Balonne Shire is named after the Balonne River, which is thought to be named from an Aboriginal word meaning “water or running stream”.

Location and boundaries

Balonne Shire is located in south-west Queensland, between 400 and 600 kilometres south-west of the Brisbane CBD. Balonne Shire is bounded by the Maranoa Regional Council area in the north, the Western Downs Regional Council area and the Goondiwindi Regional Council area in the east, the New South Wales border in the south, and Paroo Shire in the west.

Included areas

Balonne Shire includes the localities of Bollon, Dirranbandi, Flinton (part), Hebel, Mungindi (part), St George and Thallon.

Land use

Balonne Shire is a predominantly rural area, with several small townships.
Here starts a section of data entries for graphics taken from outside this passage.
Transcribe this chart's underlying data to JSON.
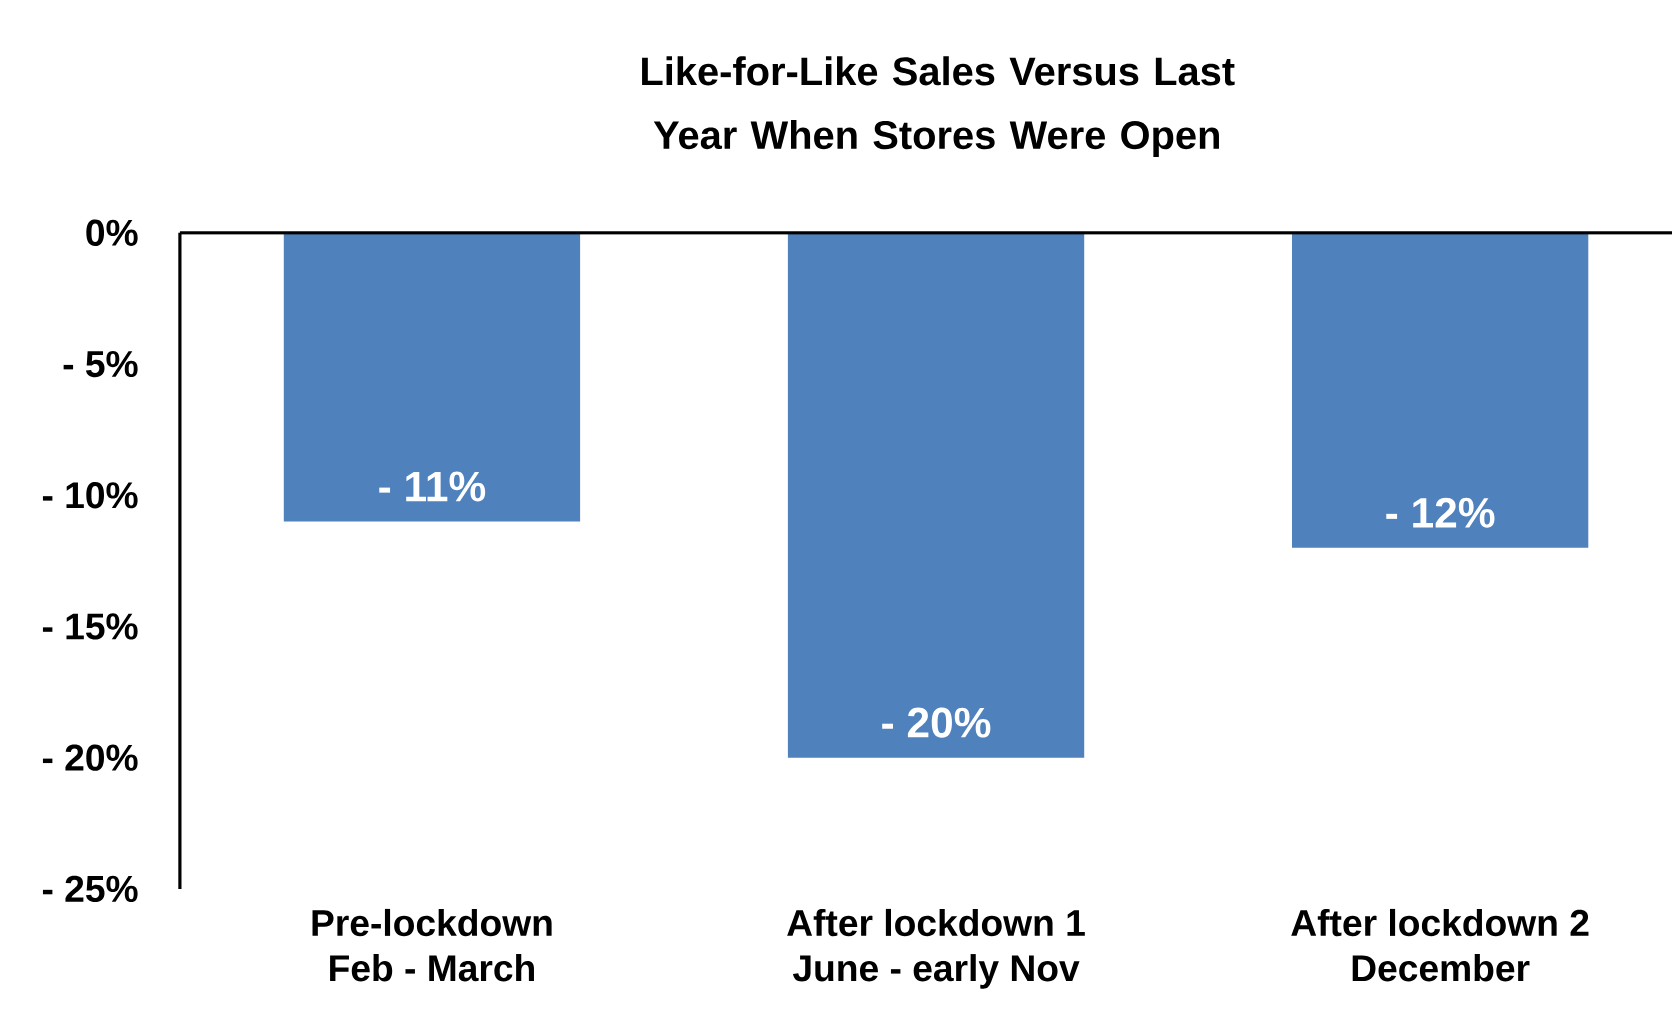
{
  "chart_data": {
    "type": "bar",
    "title": "Like-for-Like Sales Versus Last Year When Stores Were Open",
    "categories": [
      "Pre-lockdown\nFeb - March",
      "After lockdown 1\nJune - early Nov",
      "After lockdown 2\nDecember"
    ],
    "values": [
      -11,
      -20,
      -12
    ],
    "value_labels": [
      "- 11%",
      "- 20%",
      "- 12%"
    ],
    "color": "#4f81bd",
    "ylim": [
      -25,
      0
    ],
    "yticks": [
      {
        "value": -25,
        "label": "- 25%"
      },
      {
        "value": -20,
        "label": "- 20%"
      },
      {
        "value": -15,
        "label": "- 15%"
      },
      {
        "value": -10,
        "label": "- 10%"
      },
      {
        "value": -5,
        "label": "- 5%"
      },
      {
        "value": 0,
        "label": "0%"
      }
    ],
    "grid": false
  }
}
Most of the population lives in the main township of St George and the smaller townships of Bollon, Dirranbandi, Hebel, Mungindi and Thallon. The Shire encompasses a total land area of over 31,000 square kilometres. Rural land is used largely for agriculture, particularly cotton and wheat growing and sheep and cattle grazing, with horticulture (fruit and vegetable growing) also being an important industry.

Transport

Balonne Shire is served by the Balonne Highway, the Barwon Highway, the Carnarvon Highway, the Castlereagh Highway and the Moonie Highway.

Settlement history

European settlement dates from the 1840s, with land used mainly for sheep and cattle grazing. Growth took place during the late 1800s when several small townships were established. Expansion continued during the early 1900s, aided by the opening of the railway line in 1913. The most significant development took place in the post-war years, with the population of the Shire rising from about 3,300 in 1933 to about 4,000 in 1947, then to about 6,100 in 1961. The St George irrigation system was developed during the 1950s, then extended in 1967 to include the construction of Beardmore Dam, and extended again in 1972 to include Jack Taylor Weir. These developments in irrigation facilitated the development of cotton growing and horticultural industries. The population declined from the late 1960s, falling to about 5,400 in 1971, and then to about 4,700 in 1981. The population fluctuated slightly from the early 1990s, rising and falling slightly between each Census period as dwelling occupancy rates rose and fell, with the population declining slightly overall, falling from about 5,100 in 1991 to about 4,900 in 2011.

Indigenous background

The original inhabitants of Balonne Shire were the Kamilaroi Aboriginal people.

Regional labour force

The Balonne Shire labour force region is defined by an area in which a significant percentage of workers travelled into the Balonne Shire to work at the 2011 Census. Details of this calculation and a list of areas included can be found in the data notes.